Survival and transmitter expression of rat cholinergic medial septal neurons despite removal of hippocampus in the early postnatal period.

It has been shown that target-derived neurotrophins are not necessary for the survival of septohippocampal cholinergic neurons in adult rats. In this study, we have removed the hippocampus in early postnatal rats by unilateral excitotoxic N-methyl-D-aspartate lesions at postnatal days 5, 10 and 20. At postnatal day 70, numerous cholinergic neurons (60% of controls) were present in the medial septum on the lesioned side. This suggests that there is only a limited influence of target-derived neurotrophic factors to these cells also in development.

Is there a long-lasting effect of a short-term nerve growth factor application on axotomized rat septohippocampal neurons?

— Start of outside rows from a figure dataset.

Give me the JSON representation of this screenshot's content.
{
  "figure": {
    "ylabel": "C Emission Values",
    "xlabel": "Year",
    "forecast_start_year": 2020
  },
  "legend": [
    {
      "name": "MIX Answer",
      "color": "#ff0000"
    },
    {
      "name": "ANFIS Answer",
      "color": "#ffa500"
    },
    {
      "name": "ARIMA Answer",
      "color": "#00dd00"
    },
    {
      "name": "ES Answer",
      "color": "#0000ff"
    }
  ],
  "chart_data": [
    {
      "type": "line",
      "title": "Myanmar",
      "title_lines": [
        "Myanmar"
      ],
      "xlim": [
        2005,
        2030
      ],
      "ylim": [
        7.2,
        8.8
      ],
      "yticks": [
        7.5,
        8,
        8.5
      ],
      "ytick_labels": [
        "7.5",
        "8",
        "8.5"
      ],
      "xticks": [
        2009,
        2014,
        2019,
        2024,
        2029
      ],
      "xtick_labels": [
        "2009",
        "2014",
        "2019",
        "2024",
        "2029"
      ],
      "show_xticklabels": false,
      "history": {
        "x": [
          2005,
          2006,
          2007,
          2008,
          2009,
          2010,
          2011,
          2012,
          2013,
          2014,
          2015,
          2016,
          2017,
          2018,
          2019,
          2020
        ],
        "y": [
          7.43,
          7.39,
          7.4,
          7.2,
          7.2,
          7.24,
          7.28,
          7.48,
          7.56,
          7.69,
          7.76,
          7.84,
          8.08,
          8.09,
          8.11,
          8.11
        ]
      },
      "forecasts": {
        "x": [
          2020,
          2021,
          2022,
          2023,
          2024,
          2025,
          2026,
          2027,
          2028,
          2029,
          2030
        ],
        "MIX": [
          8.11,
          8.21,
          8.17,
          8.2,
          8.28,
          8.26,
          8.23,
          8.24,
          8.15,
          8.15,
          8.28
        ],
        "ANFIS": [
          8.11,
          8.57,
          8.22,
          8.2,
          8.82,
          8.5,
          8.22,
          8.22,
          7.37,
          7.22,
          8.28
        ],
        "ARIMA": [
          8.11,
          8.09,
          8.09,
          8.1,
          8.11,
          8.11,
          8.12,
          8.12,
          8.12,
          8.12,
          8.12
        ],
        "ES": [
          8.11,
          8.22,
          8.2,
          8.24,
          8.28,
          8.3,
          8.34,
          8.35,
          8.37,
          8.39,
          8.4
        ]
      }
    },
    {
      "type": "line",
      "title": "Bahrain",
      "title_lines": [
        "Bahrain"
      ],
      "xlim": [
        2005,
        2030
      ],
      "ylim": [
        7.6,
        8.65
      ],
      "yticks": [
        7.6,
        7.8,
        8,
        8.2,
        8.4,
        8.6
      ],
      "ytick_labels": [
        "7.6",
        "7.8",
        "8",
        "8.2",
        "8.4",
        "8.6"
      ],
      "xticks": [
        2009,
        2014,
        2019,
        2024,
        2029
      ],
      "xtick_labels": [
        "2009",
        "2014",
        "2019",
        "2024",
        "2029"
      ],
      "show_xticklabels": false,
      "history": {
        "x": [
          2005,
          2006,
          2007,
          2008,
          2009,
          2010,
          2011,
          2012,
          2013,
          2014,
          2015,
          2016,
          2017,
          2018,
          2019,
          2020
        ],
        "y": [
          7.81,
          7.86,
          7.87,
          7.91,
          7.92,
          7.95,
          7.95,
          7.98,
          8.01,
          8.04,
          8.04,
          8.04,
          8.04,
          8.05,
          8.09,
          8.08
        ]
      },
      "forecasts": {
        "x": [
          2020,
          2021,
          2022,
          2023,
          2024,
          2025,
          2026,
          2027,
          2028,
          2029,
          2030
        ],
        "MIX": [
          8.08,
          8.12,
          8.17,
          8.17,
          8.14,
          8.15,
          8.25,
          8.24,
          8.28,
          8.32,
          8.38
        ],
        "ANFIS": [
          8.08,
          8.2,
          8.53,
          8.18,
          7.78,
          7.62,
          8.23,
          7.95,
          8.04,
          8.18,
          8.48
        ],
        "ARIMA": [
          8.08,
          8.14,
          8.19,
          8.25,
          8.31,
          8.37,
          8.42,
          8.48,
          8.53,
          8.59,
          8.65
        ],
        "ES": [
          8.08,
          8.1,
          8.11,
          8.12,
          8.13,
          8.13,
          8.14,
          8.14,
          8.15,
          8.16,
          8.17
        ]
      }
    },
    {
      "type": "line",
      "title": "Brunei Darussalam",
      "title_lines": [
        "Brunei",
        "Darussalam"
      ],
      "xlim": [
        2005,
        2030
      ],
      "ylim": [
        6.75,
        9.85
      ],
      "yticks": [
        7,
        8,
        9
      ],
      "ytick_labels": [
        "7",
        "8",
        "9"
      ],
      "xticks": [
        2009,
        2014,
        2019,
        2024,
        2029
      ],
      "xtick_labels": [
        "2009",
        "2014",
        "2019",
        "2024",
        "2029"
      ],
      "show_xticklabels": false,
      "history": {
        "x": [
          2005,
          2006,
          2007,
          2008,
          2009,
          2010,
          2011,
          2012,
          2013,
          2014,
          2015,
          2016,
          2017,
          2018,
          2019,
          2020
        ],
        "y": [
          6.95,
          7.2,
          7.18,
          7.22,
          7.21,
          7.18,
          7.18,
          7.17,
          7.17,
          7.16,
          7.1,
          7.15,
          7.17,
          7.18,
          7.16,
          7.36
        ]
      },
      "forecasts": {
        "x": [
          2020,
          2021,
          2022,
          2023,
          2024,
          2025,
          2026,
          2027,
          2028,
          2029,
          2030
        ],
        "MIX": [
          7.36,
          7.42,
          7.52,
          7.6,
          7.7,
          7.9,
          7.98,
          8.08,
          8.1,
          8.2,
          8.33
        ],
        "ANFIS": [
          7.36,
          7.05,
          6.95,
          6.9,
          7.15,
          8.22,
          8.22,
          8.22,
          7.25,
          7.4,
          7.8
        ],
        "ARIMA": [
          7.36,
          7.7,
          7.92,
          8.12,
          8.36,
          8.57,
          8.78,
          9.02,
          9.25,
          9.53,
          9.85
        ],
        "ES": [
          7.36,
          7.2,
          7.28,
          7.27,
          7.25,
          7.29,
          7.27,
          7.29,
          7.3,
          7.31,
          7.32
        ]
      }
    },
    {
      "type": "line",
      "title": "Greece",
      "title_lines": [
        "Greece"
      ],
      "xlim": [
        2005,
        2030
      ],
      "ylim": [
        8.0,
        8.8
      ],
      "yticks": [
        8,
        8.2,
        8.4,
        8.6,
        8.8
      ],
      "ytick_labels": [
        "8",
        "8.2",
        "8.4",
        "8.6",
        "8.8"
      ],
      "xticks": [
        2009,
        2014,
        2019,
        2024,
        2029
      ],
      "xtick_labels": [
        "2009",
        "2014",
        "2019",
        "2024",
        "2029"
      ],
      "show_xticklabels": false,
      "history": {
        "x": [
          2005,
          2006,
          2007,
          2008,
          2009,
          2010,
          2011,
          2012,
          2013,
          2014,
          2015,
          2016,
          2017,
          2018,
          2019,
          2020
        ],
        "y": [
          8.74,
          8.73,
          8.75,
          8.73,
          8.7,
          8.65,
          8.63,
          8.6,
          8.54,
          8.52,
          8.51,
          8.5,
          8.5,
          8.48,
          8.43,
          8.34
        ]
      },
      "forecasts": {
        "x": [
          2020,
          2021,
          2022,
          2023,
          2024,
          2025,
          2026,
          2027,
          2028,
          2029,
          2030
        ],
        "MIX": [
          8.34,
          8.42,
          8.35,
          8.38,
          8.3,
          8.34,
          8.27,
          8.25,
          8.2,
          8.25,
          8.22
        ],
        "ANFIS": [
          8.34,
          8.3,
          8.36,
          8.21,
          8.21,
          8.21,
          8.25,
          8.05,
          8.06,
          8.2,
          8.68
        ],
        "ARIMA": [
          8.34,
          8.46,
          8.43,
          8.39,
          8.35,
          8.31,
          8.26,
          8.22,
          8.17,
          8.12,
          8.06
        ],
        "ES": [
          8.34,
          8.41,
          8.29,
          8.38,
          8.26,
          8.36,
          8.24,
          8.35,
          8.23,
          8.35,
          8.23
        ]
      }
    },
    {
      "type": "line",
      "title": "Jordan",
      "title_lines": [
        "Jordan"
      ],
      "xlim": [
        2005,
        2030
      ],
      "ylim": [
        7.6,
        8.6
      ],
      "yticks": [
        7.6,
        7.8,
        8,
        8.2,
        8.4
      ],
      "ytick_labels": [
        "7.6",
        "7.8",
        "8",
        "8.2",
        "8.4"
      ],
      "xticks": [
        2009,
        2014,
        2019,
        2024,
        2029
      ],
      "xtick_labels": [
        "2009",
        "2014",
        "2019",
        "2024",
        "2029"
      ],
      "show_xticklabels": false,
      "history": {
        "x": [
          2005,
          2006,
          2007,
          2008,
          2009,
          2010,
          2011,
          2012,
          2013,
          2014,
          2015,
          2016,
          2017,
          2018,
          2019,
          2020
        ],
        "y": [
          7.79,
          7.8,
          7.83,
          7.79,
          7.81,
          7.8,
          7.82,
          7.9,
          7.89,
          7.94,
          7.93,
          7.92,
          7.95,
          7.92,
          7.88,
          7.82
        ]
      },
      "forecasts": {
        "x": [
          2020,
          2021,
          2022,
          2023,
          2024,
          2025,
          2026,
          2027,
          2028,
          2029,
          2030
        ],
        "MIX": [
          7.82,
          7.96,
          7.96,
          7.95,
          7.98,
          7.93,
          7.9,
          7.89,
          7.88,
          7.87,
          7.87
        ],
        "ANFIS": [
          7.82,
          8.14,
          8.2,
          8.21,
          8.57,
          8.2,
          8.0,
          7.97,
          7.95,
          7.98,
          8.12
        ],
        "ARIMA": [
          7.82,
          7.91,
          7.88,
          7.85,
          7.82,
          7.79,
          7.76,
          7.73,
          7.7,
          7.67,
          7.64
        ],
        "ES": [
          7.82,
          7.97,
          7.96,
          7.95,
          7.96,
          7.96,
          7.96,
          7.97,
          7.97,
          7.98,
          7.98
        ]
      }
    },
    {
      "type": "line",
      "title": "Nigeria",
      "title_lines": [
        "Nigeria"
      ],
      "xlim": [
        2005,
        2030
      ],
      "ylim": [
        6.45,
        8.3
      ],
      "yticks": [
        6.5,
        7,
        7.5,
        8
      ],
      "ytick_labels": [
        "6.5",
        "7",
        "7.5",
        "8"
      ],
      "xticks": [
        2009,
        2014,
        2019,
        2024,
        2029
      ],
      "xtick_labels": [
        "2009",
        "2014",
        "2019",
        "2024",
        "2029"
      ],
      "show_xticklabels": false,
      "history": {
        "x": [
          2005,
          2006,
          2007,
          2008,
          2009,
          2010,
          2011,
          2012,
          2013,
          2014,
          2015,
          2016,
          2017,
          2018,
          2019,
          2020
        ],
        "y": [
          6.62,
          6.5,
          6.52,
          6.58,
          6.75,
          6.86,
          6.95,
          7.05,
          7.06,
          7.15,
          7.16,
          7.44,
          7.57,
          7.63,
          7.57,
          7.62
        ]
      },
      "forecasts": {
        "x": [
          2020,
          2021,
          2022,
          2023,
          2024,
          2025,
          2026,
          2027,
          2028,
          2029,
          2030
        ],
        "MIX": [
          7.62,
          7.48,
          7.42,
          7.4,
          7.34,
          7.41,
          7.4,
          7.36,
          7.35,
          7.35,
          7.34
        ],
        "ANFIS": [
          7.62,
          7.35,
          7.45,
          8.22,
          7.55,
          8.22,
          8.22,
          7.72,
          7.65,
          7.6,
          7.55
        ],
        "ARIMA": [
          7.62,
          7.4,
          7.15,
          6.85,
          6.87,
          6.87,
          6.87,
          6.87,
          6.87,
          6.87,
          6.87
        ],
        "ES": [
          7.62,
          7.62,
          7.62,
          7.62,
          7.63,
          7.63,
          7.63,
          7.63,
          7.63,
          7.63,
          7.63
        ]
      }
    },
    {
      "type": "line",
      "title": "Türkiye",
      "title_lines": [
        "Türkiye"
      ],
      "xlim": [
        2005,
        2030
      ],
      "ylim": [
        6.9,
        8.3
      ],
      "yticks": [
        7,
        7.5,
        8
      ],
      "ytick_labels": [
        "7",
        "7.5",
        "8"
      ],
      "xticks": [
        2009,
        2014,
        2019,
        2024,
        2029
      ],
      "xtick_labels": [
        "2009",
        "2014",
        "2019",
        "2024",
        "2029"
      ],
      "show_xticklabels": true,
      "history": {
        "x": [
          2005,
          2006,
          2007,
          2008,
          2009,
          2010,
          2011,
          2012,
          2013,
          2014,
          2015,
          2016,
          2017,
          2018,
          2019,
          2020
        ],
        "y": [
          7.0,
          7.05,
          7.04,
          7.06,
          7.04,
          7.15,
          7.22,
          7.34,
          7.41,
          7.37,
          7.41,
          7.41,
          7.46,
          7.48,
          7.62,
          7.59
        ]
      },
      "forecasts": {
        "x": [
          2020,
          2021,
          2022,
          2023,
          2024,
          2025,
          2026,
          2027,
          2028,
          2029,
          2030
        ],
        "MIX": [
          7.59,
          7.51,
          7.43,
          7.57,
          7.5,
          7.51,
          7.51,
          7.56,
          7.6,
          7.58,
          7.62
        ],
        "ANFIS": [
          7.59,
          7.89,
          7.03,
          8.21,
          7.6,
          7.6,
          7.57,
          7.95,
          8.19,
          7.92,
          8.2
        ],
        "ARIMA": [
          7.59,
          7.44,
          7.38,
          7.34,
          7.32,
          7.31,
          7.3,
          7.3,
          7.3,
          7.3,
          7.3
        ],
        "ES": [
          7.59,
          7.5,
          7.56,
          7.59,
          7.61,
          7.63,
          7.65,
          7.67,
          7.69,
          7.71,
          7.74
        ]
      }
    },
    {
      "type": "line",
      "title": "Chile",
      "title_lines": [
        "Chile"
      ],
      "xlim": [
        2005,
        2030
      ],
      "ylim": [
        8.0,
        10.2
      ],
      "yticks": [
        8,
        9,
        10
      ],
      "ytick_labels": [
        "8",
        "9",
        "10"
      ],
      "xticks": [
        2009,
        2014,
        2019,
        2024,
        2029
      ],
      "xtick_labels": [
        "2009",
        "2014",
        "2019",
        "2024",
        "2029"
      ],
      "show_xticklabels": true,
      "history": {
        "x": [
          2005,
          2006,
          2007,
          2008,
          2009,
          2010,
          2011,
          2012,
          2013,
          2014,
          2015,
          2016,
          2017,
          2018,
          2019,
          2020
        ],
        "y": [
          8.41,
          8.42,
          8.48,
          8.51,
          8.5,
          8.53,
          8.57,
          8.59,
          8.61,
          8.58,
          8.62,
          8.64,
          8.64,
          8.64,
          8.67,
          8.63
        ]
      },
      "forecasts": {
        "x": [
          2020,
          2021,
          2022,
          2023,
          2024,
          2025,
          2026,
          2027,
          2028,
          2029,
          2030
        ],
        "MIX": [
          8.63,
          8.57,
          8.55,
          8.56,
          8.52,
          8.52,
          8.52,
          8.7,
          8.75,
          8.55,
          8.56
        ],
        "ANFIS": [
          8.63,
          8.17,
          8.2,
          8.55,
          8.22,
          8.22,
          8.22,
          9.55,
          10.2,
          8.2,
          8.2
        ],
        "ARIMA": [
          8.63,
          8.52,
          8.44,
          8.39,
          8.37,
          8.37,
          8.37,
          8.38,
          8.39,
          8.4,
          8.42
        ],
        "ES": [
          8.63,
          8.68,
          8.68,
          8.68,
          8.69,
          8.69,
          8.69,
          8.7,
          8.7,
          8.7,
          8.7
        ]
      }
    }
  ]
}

Loss of choline acetyltransferase (ChAT)-immunoreactive neurons in the medial septum (MS) following fimbria transection can be prevented by nerve growth factor (NGF) application. Here we have studied the long-term effects of a short-term NGF treatment starting immediately after lesion and lasting for the first 3 weeks. We demonstrate that this NGF treatment rescues many ChAT neurons after short survival time (3 weeks) but does not have a long-lasting (6 months) effect on both ChAT- and parvalbumin-immunopositive (GABAergic) MS neurons.